After a stint in machine-learning research at Pixar Animation Studios in California, Franklin contemplated pursuing a PhD before realizing he wanted to be more of a generalist. He moved across the country to New York to work as a software engineer at Google. While watching his project manager talking to engineers, operations, customers, legal, and sales personnel, Franklin wondered why he couldn’t do the same. Farley, after all, had prepared him for just that.

“That’s exactly what I had been looking for,” said Franklin, who was eager to explore other areas of product development, such as finance, marketing, and user experience.


Exciting adventures

Franklin completed Google’s associate product management program in 2022 and currently works as a product manager on foldable phones, where he helps to drive “strategy, manufacturing, design, and everything else” for Google’s work in the consumer electronics category.

“It’s me and two others steering the ship,” he said.

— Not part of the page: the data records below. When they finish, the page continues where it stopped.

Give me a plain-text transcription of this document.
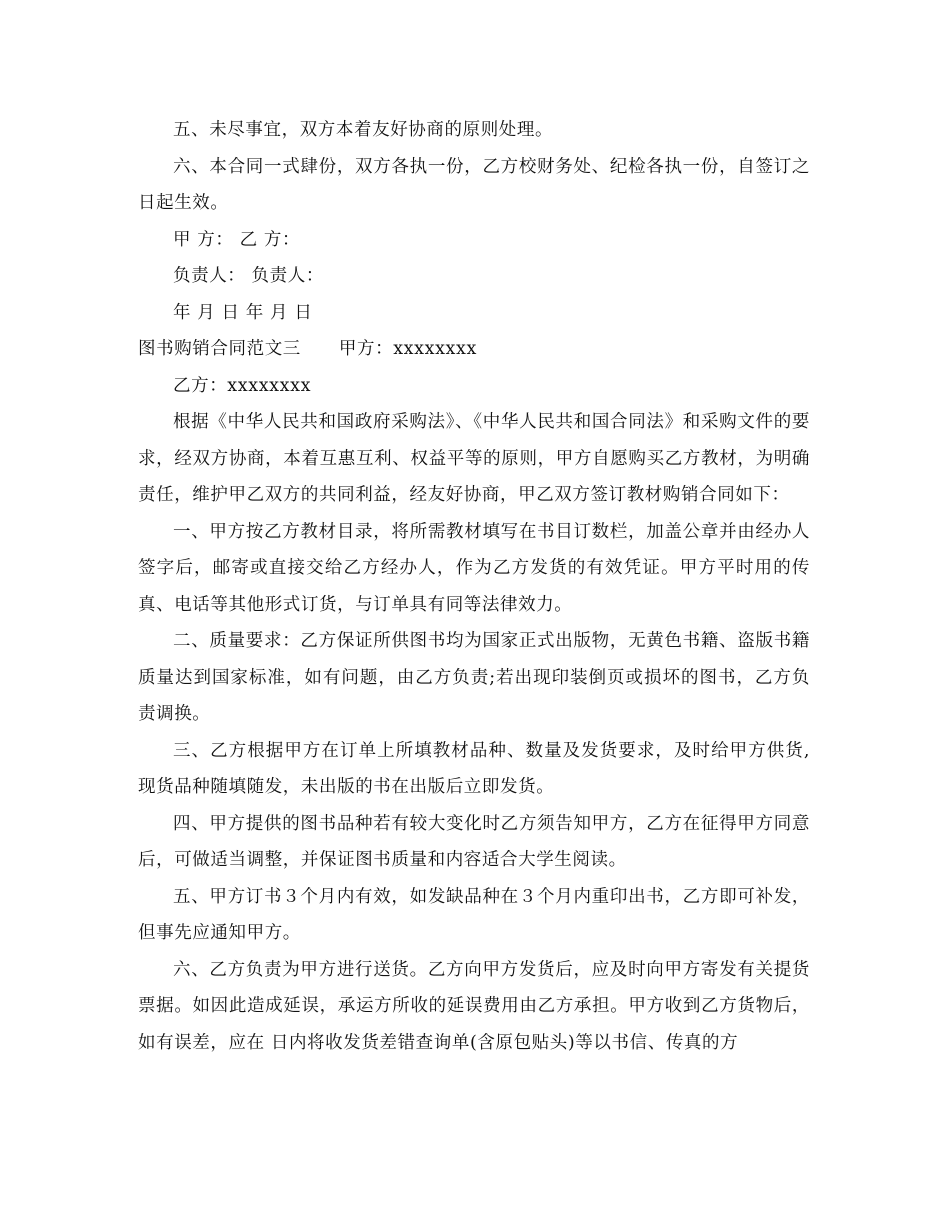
五、未尽事宜，双方本着友好协商的原则处理。

六、本合同一式肆份，双方各执一份，乙方校财务处、纪检各执一份，自签订之日起生效。

甲 方： 乙 方：

负责人： 负责人：

年 月 日 年 月 日

图书购销合同范文三 甲方：xxxxxxxx

乙方：xxxxxxxx

根据《中华人民共和国政府采购法》、《中华人民共和国合同法》和采购文件的要求，经双方协商，本着互惠互利、权益平等的原则，甲方自愿购买乙方教材，为明确责任，维护甲乙双方的共同利益，经友好协商，甲乙双方签订教材购销合同如下：

一、甲方按乙方教材目录，将所需教材填写在书目订数栏，加盖公章并由经办人签字后，邮寄或直接交给乙方经办人，作为乙方发货的有效凭证。甲方平时用的传真、电话等其他形式订货，与订单具有同等法律效力。

二、质量要求：乙方保证所供图书均为国家正式出版物，无黄色书籍、盗版书籍质量达到国家标准，如有问题，由乙方负责;若出现印装倒页或损坏的图书，乙方负责调换。

三、乙方根据甲方在订单上所填教材品种、数量及发货要求，及时给甲方供货,现货品种随填随发，未出版的书在出版后立即发货。

四、甲方提供的图书品种若有较大变化时乙方须告知甲方，乙方在征得甲方同意后，可做适当调整，并保证图书质量和内容适合大学生阅读。

五、甲方订书３个月内有效，如发缺品种在３个月内重印出书，乙方即可补发，但事先应通知甲方。

六、乙方负责为甲方进行送货。乙方向甲方发货后，应及时向甲方寄发有关提货票据。如因此造成延误，承运方所收的延误费用由乙方承担。甲方收到乙方货物后，如有误差，应在 日内将收发货差错查询单(含原包贴头)等以书信、传真的方
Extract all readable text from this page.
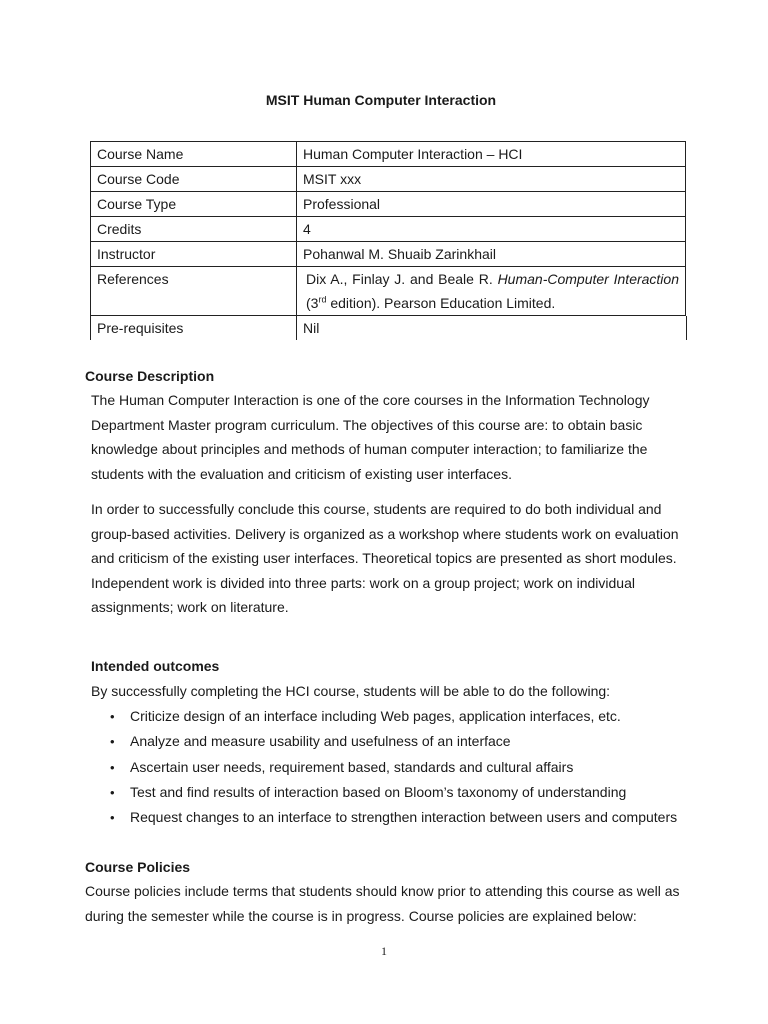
MSIT Human Computer Interaction
Course Name	Human Computer Interaction – HCI
Course Code	MSIT xxx
Course Type	Professional
Credits	4
Instructor	Pohanwal M. Shuaib Zarinkhail
References	Dix A., Finlay J. and Beale R. Human-Computer Interaction
(3rd edition). Pearson Education Limited.

Pre-requisites	Nil
Course Description
The Human Computer Interaction is one of the core courses in the Information Technology
Department Master program curriculum. The objectives of this course are: to obtain basic
knowledge about principles and methods of human computer interaction; to familiarize the
students with the evaluation and criticism of existing user interfaces.
In order to successfully conclude this course, students are required to do both individual and
group-based activities. Delivery is organized as a workshop where students work on evaluation
and criticism of the existing user interfaces. Theoretical topics are presented as short modules.
Independent work is divided into three parts: work on a group project; work on individual
assignments; work on literature.
Intended outcomes
By successfully completing the HCI course, students will be able to do the following:
• Criticize design of an interface including Web pages, application interfaces, etc.
• Analyze and measure usability and usefulness of an interface
• Ascertain user needs, requirement based, standards and cultural affairs
• Test and find results of interaction based on Bloom’s taxonomy of understanding
• Request changes to an interface to strengthen interaction between users and computers
Course Policies
Course policies include terms that students should know prior to attending this course as well as
during the semester while the course is in progress. Course policies are explained below:
1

Along the way, Franklin won Season 35 of CBS’s “The Amazing Race” alongside his younger brother, Greg. Franklin spent nearly two months traversing the world completing mental and physical challenges, often leaning on communication and systematic problem-solving skills he honed at Farley. For Franklin, the once-in-a-lifetime opportunity reinforced the merits of taking risks and demonstrated his ability to overcome anxiety-inducing situations.

“The journey was the reward,” he said.

In February, Franklin shared his story with Farley students enrolled in the Bay Area Quarter. Hosting them at Google’s Mountain View headquarters, Franklin detailed his Northwestern journey and his role at Google, championing the importance of being comfortable amid uncomfortable conditions. He also spoke candidly about his future ambitions, which might include pursuing an MBA or weaving his way into an “entertainment storytelling” business.

“I know one thing for sure,” Franklin said. “My story isn’t finished.”